Etape 2 : il rencontre le référent QVT pour un entretien. Echange sur le projet et son éligibilité (2 ans du départ à la retraite et profil correspondant aux besoins de l’association.

Etape 3 : S’il remplit les conditions d’éligibilité

  • Un avenant au contrat de travail est réalisé (la mission n’excède pas 20% du temps de travail)
  • Une lettre d’engagement de départ à la retraite est signée à l’issue de la mission de mécénat de compétences
  • Une convention tripartite de mise à disposition est signée.

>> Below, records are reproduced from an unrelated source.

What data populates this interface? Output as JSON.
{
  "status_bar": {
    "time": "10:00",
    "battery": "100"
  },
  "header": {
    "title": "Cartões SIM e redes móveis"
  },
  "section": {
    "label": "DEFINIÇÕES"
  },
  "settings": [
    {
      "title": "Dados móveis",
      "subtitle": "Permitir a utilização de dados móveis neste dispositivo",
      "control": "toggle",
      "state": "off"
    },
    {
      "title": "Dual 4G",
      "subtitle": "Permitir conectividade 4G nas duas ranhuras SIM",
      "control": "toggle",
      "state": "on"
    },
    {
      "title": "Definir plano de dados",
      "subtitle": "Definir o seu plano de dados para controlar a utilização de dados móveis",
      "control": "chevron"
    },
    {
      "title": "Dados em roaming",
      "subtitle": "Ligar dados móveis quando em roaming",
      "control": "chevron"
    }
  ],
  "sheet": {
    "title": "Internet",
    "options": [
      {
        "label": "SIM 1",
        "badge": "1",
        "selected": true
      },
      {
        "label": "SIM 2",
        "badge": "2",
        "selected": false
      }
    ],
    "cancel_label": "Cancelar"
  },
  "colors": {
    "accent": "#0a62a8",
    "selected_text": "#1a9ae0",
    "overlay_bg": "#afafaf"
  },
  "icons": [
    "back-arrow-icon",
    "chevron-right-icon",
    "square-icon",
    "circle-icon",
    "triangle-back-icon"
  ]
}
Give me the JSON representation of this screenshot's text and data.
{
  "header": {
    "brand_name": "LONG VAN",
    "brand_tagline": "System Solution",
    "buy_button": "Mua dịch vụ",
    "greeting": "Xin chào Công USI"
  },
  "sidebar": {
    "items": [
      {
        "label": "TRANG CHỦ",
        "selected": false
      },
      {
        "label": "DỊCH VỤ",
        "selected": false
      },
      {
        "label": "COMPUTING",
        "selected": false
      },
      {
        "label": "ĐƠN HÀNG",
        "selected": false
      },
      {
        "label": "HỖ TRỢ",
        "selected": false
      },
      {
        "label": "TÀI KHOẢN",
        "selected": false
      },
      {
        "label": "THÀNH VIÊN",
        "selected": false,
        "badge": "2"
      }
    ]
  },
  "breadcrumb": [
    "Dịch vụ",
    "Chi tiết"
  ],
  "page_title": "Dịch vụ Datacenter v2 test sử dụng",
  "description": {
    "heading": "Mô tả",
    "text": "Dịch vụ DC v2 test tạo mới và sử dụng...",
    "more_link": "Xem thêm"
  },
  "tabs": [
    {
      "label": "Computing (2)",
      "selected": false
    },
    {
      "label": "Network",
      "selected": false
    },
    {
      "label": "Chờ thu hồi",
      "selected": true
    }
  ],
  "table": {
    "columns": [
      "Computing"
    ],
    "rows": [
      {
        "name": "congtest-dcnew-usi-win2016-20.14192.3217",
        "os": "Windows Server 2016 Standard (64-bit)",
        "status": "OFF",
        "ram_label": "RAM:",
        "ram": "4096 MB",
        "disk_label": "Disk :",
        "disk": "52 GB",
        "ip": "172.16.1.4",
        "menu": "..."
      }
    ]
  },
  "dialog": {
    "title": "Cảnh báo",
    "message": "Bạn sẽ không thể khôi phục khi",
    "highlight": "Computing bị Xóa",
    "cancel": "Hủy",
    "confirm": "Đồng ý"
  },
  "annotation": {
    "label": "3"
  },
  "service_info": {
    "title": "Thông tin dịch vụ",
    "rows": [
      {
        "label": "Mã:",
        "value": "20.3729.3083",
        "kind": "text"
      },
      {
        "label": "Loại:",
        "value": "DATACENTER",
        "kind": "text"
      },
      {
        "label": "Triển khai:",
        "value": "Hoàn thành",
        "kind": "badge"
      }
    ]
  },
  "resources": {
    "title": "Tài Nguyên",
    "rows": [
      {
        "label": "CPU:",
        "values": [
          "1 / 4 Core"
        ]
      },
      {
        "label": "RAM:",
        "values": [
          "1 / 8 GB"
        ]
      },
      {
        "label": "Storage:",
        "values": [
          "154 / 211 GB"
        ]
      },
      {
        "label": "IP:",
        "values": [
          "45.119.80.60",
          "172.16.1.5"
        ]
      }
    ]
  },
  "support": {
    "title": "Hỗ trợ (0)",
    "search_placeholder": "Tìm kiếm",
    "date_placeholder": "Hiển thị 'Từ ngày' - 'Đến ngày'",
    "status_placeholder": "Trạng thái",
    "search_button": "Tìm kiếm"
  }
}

Etape 4 : le salarié effectue sa mission, au sein de l’association, selon le rythme défini. Le salaire et les cotisations sociales restent inchangés.

Le dispositif « I KNOW HOW »

Le dispositif « I KNOW HOW » (dispositif européen), en français «  JE-SAVOIR-FAIRE » consiste à accompagner les personnes atteintes de cancer dans la reprise ou le maintien de leur travail. Cela se fait en développant des services avec et pour les employeurs, les employés, les soignants, les coach en emploi.

Le dispositif « I Know How » met à la disposition :

  • Un outil d’information en ligne.
  • Le modèle de coaching d’emploi. Le contenu de ce modèle sera basé sur des visites d’étude d’exemples de bonnes pratiques d’entreprises.
  • Un service de coaching pour les employeurs avec des outils pratiques. Grâce à ce service, les employés atteints de cancer seront mieux soutenus par les employeurs et le personnel des RH.